Compressed Probabilistic Counting (CPC)

High performance C++ implementation of Compressed Probabilistic Counting (CPC) Sketch. This is a unique-counting sketch that implements the Compressed Probabilistic Counting (CPC, a.k.a FM85) algorithms developed by Kevin Lang in his paper Back to the Future: an Even More Nearly Optimal Cardinality Estimation Algorithm. This sketch is extremely space-efficient when serialized. In an apples-to-apples empirical comparison against compressed HyperLogLog sketches, this new algorithm simultaneously wins on the two dimensions of the space/accuracy tradeoff and produces sketches that are smaller than the entropy of HLL, so no possible implementation of compressed HLL can match its space efficiency for a given accuracy. As described in the paper this sketch implements a newly developed ICON estimator algorithm that survives unioning operations, another well-known estimator, the Historical Inverse Probability (HIP) estimator does not. The update speed performance of this sketch is quite fast and is comparable to the speed of HLL. The unioning (merging) capability of this sketch also allows for merging of sketches with different configurations of K. For additional security this sketch can be configured with a user-specified hash seed.

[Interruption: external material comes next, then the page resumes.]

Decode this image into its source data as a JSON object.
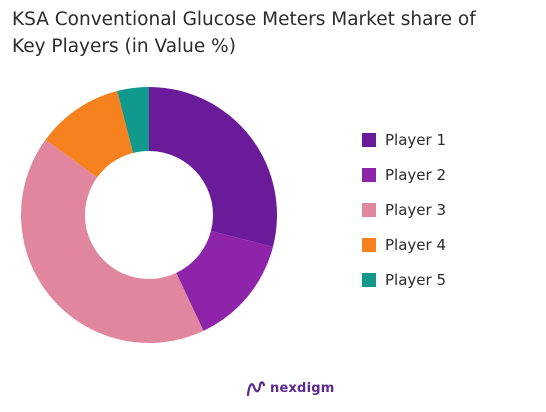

class cpc_sketch(*args, **kwargs)

Static Methods:

deserialize(bytes: bytes) _datasketches.cpc_sketch

Reads a bytes object and returns the corresponding cpc_sketch

Non-static Methods:

__init__(self, lg_k: int = 11, seed: int = 9001) None

Creates a new CPC sketch

Parameters:
  • lg_k (int, optional) – base 2 logarithm of the number of bins in the sketch

  • seed (int, optional) – seed value for the hash function

get_estimate

Estimate of the distinct count of the input stream

get_lower_bound

Returns an approximate lower bound on the estimate for kappa values in {1, 2, 3}, roughly corresponding to standard deviations

get_upper_bound

Returns an approximate upper bound on the estimate for kappa values in {1, 2, 3}, roughly corresponding to standard deviations

is_empty

Returns True if the sketch is empty, otherwise False

property lg_k

Configured lg_k of this sketch

serialize

Serializes the sketch into a bytes object

to_string

Produces a string summary of the sketch

update

Overloaded function.

  1. update(self, datum: int) -> None

Updates the sketch with the given 64-bit integer value

  1. update(self, datum: float) -> None

Updates the sketch with the given 64-bit floating point

  1. update(self, datum: str) -> None

Updates the sketch with the given string

class cpc_union(*args, **kwargs)
__init__(self, lg_k: int, seed: int = 9001) None
get_result

Returns a CPC sketch with the result of the union

update

Updates the union with the provided CPC sketch